My goal in discussing this application is not to endorse it in any way, but instead to note yet another way pharma and bio companies can possibly cut expenses. For example, according to Google’s online savings calculator, if your company has 10 employees and your IT manager’s time is worth about $69/hour, using Google Apps (the enterprise suite that includes Gmail for business, Google Calendar, Google Docs, Google Groups, Google Sites, and Google Video) instead of Microsoft Exchange 2007 will save you $30,801 in annual costs, and your annual cost per employee (over three years, excluding labor) will be $50 versus $670.
In addition, one of the biggest benefits I can see of using Google Docs in the life sciences industry has to be its collaborative nature. Multiple people can work in a single document at the same time with updates happening almost instantaneously (prior to the upgrade, these happened at about 15-second intervals). That can be really valuable, especially considering the multiple departments in various locations that usually have to collaborate on projects in the life sciences industry.

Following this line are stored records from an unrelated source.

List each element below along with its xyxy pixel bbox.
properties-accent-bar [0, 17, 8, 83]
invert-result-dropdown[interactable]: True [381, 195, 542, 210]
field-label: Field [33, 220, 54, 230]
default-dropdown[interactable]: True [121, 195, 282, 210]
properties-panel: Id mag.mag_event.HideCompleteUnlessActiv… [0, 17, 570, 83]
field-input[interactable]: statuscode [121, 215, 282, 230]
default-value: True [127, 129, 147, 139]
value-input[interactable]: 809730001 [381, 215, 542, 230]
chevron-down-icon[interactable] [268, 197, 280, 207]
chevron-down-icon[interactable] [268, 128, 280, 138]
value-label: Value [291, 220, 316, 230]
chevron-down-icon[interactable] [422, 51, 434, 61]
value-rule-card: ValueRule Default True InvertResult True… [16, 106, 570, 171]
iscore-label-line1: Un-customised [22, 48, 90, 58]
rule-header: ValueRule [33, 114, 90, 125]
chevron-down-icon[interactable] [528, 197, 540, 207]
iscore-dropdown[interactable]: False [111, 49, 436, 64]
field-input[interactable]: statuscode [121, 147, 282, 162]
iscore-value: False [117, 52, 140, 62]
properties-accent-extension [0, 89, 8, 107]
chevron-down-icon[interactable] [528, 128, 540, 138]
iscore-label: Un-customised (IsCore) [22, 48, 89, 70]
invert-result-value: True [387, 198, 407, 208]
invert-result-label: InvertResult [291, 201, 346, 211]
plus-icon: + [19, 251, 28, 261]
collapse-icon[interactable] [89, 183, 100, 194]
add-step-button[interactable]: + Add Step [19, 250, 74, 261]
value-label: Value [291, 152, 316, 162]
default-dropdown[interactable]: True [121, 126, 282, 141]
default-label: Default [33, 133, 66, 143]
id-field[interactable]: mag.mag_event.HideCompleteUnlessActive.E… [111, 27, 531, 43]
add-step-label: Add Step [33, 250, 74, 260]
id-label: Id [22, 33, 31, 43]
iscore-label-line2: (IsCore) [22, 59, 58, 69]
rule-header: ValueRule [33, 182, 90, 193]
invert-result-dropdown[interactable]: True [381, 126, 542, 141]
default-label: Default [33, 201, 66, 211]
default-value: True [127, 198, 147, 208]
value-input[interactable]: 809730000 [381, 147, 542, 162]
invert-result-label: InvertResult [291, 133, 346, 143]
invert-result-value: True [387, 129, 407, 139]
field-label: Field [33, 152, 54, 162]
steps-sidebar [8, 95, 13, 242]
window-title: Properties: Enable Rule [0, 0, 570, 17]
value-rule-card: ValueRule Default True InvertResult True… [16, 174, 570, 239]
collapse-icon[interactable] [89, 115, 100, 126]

Of course, switching to something like Google Docs would be much easier if you were a start-up instead of an existing company facing abandoning a familiar legacy platform. But proven, inexpensive technology options are out there; just look at Skype.
Trimming expenses is always on the mind of pharma and bio executives these days. In this month’s issue we have articles that discuss the cost benefits of purchasing used equipment (page 26), the cost considerations of outsourcing vs. internal deployment (page 34), and the areas in which you can save by going green (page 40). But sometimes savings can be uncovered in the simplest of areas, such as with the everyday software applications your company uses.